[dmd-concurrency] D's Memory Model

Wed Feb 10 08:41:58 PST 2010

On Feb 10, 2010, at 3:59 AM, Fawzi Mohamed wrote:

> 
> On 10-feb-10, at 03:14, Robert Jacques wrote:
> 
>> On Tue, 09 Feb 2010 05:12:29 -0500, Fawzi Mohamed <fawzi at gmx.ch> wrote:
>>> On 8-feb-10, at 19:15, Robert Jacques wrote:
>>>> On Mon, 08 Feb 2010 06:07:36 -0500, Fawzi Mohamed <fawzi at gmx.ch> wrote:
>> 
>> [snip]
>> 
>>>> Concurrent collectors trade throughput (GC time / program time) for program responsiveness. They also often trade program correctness for latency, as they are notoriously hard to get correct for languages with mutation. While, there are some very elegance concurrent GCs for functional languages, the high level descriptions of the Boehm concurrent GC seems to be inherently racy, while Java concurrent GCs tend to be highly instrumented and lock-tastic (mark-bit locking on every ref assignment).
>>> that can be done with atomic ops...
>> 
>> It can only be done correctly using a DCAS, (not dwCAS), so isn't implementable on any mainstream chip. So you have to lock the mark bits on an object.
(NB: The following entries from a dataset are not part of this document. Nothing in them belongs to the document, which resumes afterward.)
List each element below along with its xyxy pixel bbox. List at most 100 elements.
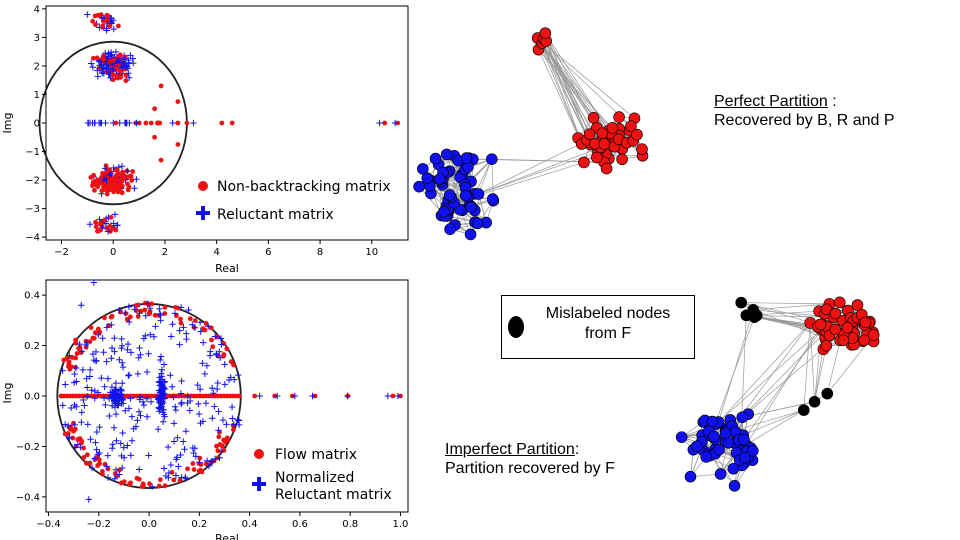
graph-node — [421, 172, 434, 185]
blue-point — [116, 396, 124, 403]
red-point — [192, 318, 198, 324]
red-point — [147, 481, 152, 487]
graph-edge — [718, 329, 822, 423]
blue-point — [59, 367, 66, 374]
graph-node — [616, 153, 628, 166]
x-tick-label: 6 — [265, 247, 271, 258]
red-point — [94, 55, 100, 61]
red-point — [129, 178, 135, 183]
x-tick-label: 0.0 — [141, 519, 157, 530]
red-point — [119, 190, 125, 196]
red-point — [197, 455, 203, 461]
blue-point — [202, 400, 210, 407]
red-point — [162, 304, 168, 310]
graph-node — [459, 189, 472, 202]
imperfect-partition-heading: Imperfect Partition: — [445, 440, 655, 459]
red-point — [106, 323, 112, 328]
red-point — [178, 316, 183, 322]
blue-point — [171, 310, 179, 317]
blue-point — [170, 393, 177, 401]
blue-point — [215, 408, 222, 415]
blue-point — [171, 403, 179, 410]
blue-point — [111, 211, 119, 218]
blue-point — [116, 306, 123, 314]
graph-node — [429, 152, 442, 165]
x-tick-label: −0.2 — [87, 519, 111, 530]
blue-point — [96, 62, 103, 69]
blue-point — [181, 446, 188, 453]
red-point — [224, 435, 230, 441]
blue-point — [211, 403, 218, 410]
blue-point — [177, 390, 185, 397]
blue-point — [111, 475, 119, 482]
graph-node — [444, 223, 456, 235]
graph-edge — [544, 33, 590, 143]
blue-point — [100, 394, 108, 402]
legend-label-flow: Flow matrix — [275, 447, 357, 463]
legend-marker-flow — [254, 449, 264, 459]
eigenvalue-points — [84, 11, 401, 235]
y-tick-label: 3 — [34, 33, 40, 44]
graph-edge — [537, 37, 620, 140]
blue-point — [96, 423, 103, 431]
y-tick-label: −0.2 — [16, 442, 40, 453]
blue-point — [183, 335, 190, 343]
blue-point — [103, 25, 110, 32]
red-point — [100, 171, 105, 176]
red-point — [187, 316, 193, 322]
blue-point — [119, 380, 126, 387]
black-node-marker — [508, 316, 524, 338]
blue-point — [118, 359, 126, 366]
spectrum-plot-top: −2 0 2 4 6 8 10 −4 −3 −2 −1 0 1 2 3 4 Real Img Non-back… — [1, 4, 409, 274]
blue-point — [169, 321, 176, 328]
blue-point — [112, 466, 120, 473]
imperfect-partition-title: Imperfect Partition — [445, 441, 575, 458]
blue-point — [78, 419, 85, 426]
graph-edge — [742, 401, 815, 418]
graph-node — [859, 316, 872, 329]
blue-point — [205, 462, 213, 470]
red-point — [190, 461, 196, 466]
red-point — [142, 307, 148, 313]
red-point — [117, 182, 123, 188]
blue-point — [136, 466, 143, 473]
graph-edge — [538, 49, 583, 145]
blue-point — [86, 221, 94, 228]
blue-point — [72, 364, 80, 372]
red-point — [158, 157, 164, 163]
red-point — [93, 22, 98, 28]
red-point — [107, 223, 113, 229]
blue-point — [159, 406, 167, 414]
blue-point — [111, 404, 119, 411]
red-point — [104, 191, 110, 197]
blue-point — [89, 64, 97, 71]
x-tick-label: 0.8 — [342, 519, 358, 530]
red-point — [99, 188, 105, 194]
blue-point — [111, 348, 118, 355]
blue-point — [77, 444, 84, 451]
red-point — [100, 23, 106, 29]
red-point — [73, 355, 78, 361]
blue-point — [120, 444, 128, 451]
blue-point — [203, 457, 211, 464]
blue-point — [162, 472, 170, 480]
blue-point — [96, 449, 103, 457]
blue-point — [83, 339, 91, 347]
eigenvalue-points — [58, 279, 403, 503]
graph-node — [738, 451, 751, 464]
blue-point — [147, 331, 154, 338]
blue-point — [91, 387, 99, 395]
blue-point — [125, 371, 133, 379]
blue-point — [134, 417, 141, 424]
blue-point — [106, 172, 113, 179]
graph-edge — [745, 325, 822, 445]
red-point — [88, 325, 94, 331]
graph-node — [600, 162, 613, 175]
blue-point — [214, 379, 221, 387]
blue-point — [108, 344, 116, 352]
red-point — [116, 23, 121, 29]
blue-point — [118, 464, 126, 472]
blue-point — [156, 305, 163, 313]
spectrum-plot-bottom: −0.4 −0.2 0.0 0.2 0.4 0.6 0.8 1.0 −0.4 −0.2 0.0 0.2… — [1, 279, 409, 540]
blue-point — [137, 412, 144, 419]
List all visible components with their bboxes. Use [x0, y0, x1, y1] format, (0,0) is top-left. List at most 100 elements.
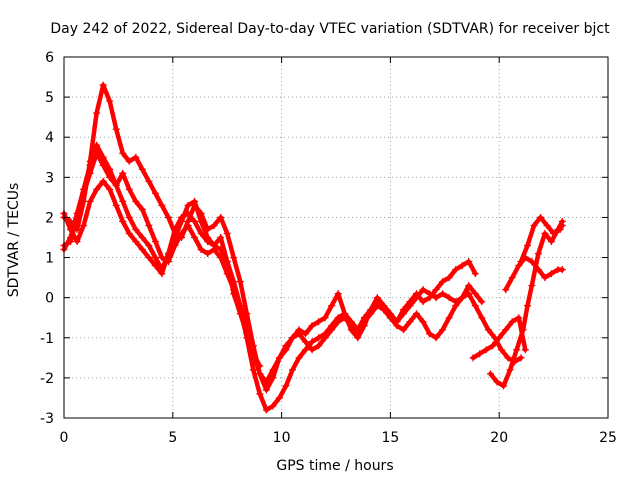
x-tick-label: 25 [599, 430, 617, 446]
data-point [495, 334, 503, 342]
data-point [547, 270, 555, 278]
data-point [132, 197, 140, 205]
data-point [119, 169, 127, 177]
data-point [439, 290, 447, 298]
plot-frame [63, 56, 609, 419]
data-point [432, 286, 440, 294]
data-point [517, 258, 525, 266]
data-point [99, 81, 107, 89]
data-point [439, 278, 447, 286]
data-point [184, 209, 192, 217]
data-point [112, 125, 120, 133]
data-point [302, 346, 310, 354]
y-tick-label: 4 [45, 130, 54, 146]
data-point [236, 278, 244, 286]
data-point [138, 234, 146, 241]
data-point [302, 338, 310, 346]
data-point [132, 238, 140, 246]
data-point [80, 185, 88, 193]
x-tick-label: 5 [168, 430, 177, 446]
data-point [386, 314, 394, 322]
data-point [315, 334, 323, 342]
data-point [197, 217, 205, 225]
data-point [308, 338, 316, 346]
y-tick-label: 1 [45, 251, 54, 267]
data-point [360, 318, 368, 326]
data-point [125, 229, 133, 237]
data-point [445, 274, 453, 282]
data-point [469, 354, 477, 362]
data-point [413, 310, 421, 318]
data-point [197, 229, 205, 237]
data-point [334, 318, 342, 326]
data-point [406, 302, 414, 310]
data-point [145, 177, 153, 185]
data-point [269, 402, 277, 410]
data-point [223, 229, 231, 237]
data-point [191, 234, 199, 241]
data-point [86, 197, 94, 205]
data-point [519, 326, 527, 334]
data-point [158, 201, 166, 209]
y-tick-label: 3 [45, 170, 54, 186]
data-point [543, 221, 551, 229]
data-point [275, 394, 283, 402]
data-point [93, 141, 101, 149]
data-point [308, 322, 316, 330]
data-point [112, 201, 120, 209]
data-point [556, 225, 564, 233]
series-layer [60, 81, 566, 414]
data-point [138, 165, 146, 173]
data-point [445, 294, 453, 302]
data-point [354, 330, 362, 338]
axis-tick-labels: 0 5 10 15 20 25 -3 -2 -1 0 1 2 3 4 5 6 [40, 50, 617, 446]
data-point [534, 250, 542, 258]
data-point [506, 366, 514, 374]
data-point [145, 242, 153, 250]
data-point [249, 350, 257, 358]
data-point [99, 153, 107, 161]
data-point [515, 314, 523, 322]
y-tick-label: 6 [45, 50, 54, 66]
data-point [334, 290, 342, 298]
data-point [478, 314, 486, 322]
data-point [275, 354, 283, 362]
series-track-1 [60, 81, 479, 394]
data-point [151, 238, 159, 246]
data-point [125, 213, 133, 221]
data-point [151, 262, 159, 270]
data-point [171, 225, 179, 233]
data-point [151, 254, 159, 262]
data-point [452, 298, 460, 306]
data-point [471, 302, 479, 310]
data-point [184, 221, 192, 229]
data-point [534, 266, 542, 274]
data-point [523, 302, 531, 310]
data-point [321, 334, 329, 342]
series-line [503, 255, 565, 292]
data-point [184, 201, 192, 209]
data-point [106, 165, 114, 173]
data-point [347, 322, 355, 330]
series-track-7 [502, 254, 566, 294]
data-point [413, 294, 421, 302]
data-point [541, 274, 549, 282]
data-point [230, 290, 238, 298]
data-point [67, 225, 75, 233]
series-track-5 [469, 314, 529, 362]
data-point [493, 378, 501, 386]
data-point [367, 310, 375, 318]
series-track-6 [486, 217, 566, 390]
axis-ticks [63, 56, 609, 419]
data-point [393, 318, 401, 326]
y-tick-label: 2 [45, 210, 54, 226]
data-point [145, 254, 153, 262]
data-point [341, 314, 349, 322]
data-point [119, 149, 127, 157]
data-point [230, 254, 238, 262]
data-point [158, 254, 166, 262]
data-point [93, 185, 101, 193]
data-point [243, 330, 251, 338]
data-point [256, 362, 264, 370]
data-point [476, 350, 484, 358]
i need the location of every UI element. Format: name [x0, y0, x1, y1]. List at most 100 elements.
This can be done as a spin-lock using atomic ops, but that doesn't change the number or frequency they have to be taken.
> 
> I might miss something (and I don't know what DCAS is) but as you always go in one direction (unmarked -> marked) I don't see why something like (for 32 bit)
> 
> mark(uint[]bitfield,uint bit){
> 	auto idx=(bit+31)/32;
> 	auto mask=1>>(bit&0x1F);
> 	volatile auto oldV=bitfield[idx];
> 	while((oldV & mask)==0){
> 		auto oldV=atomicCAS(bitfield[idx],oldV | mask,oldV);
> 	}
> }
> 
> this can be extended if you have 3 states (white,gray,black) for concurrent GC or to refCounting.
> You have collisions only when two threads try to modify the same memory location, and even then given that the function is so fast to compute it should not be a big problem.
> False sharing makes things worse, but also that should not be something that cannot be made acceptable distributing a bit the mark bits in the memory.
> 
> At the end of the mark phase you need a memory barrier in each working thread, and a semaphore (or some flag) to ensure that all changes have global visibility, but that is it.

This works in a world where all reference updates are done via in-language operations.  But D supports both extern (C) functions and inline assembly, both of which defeat incremental collection.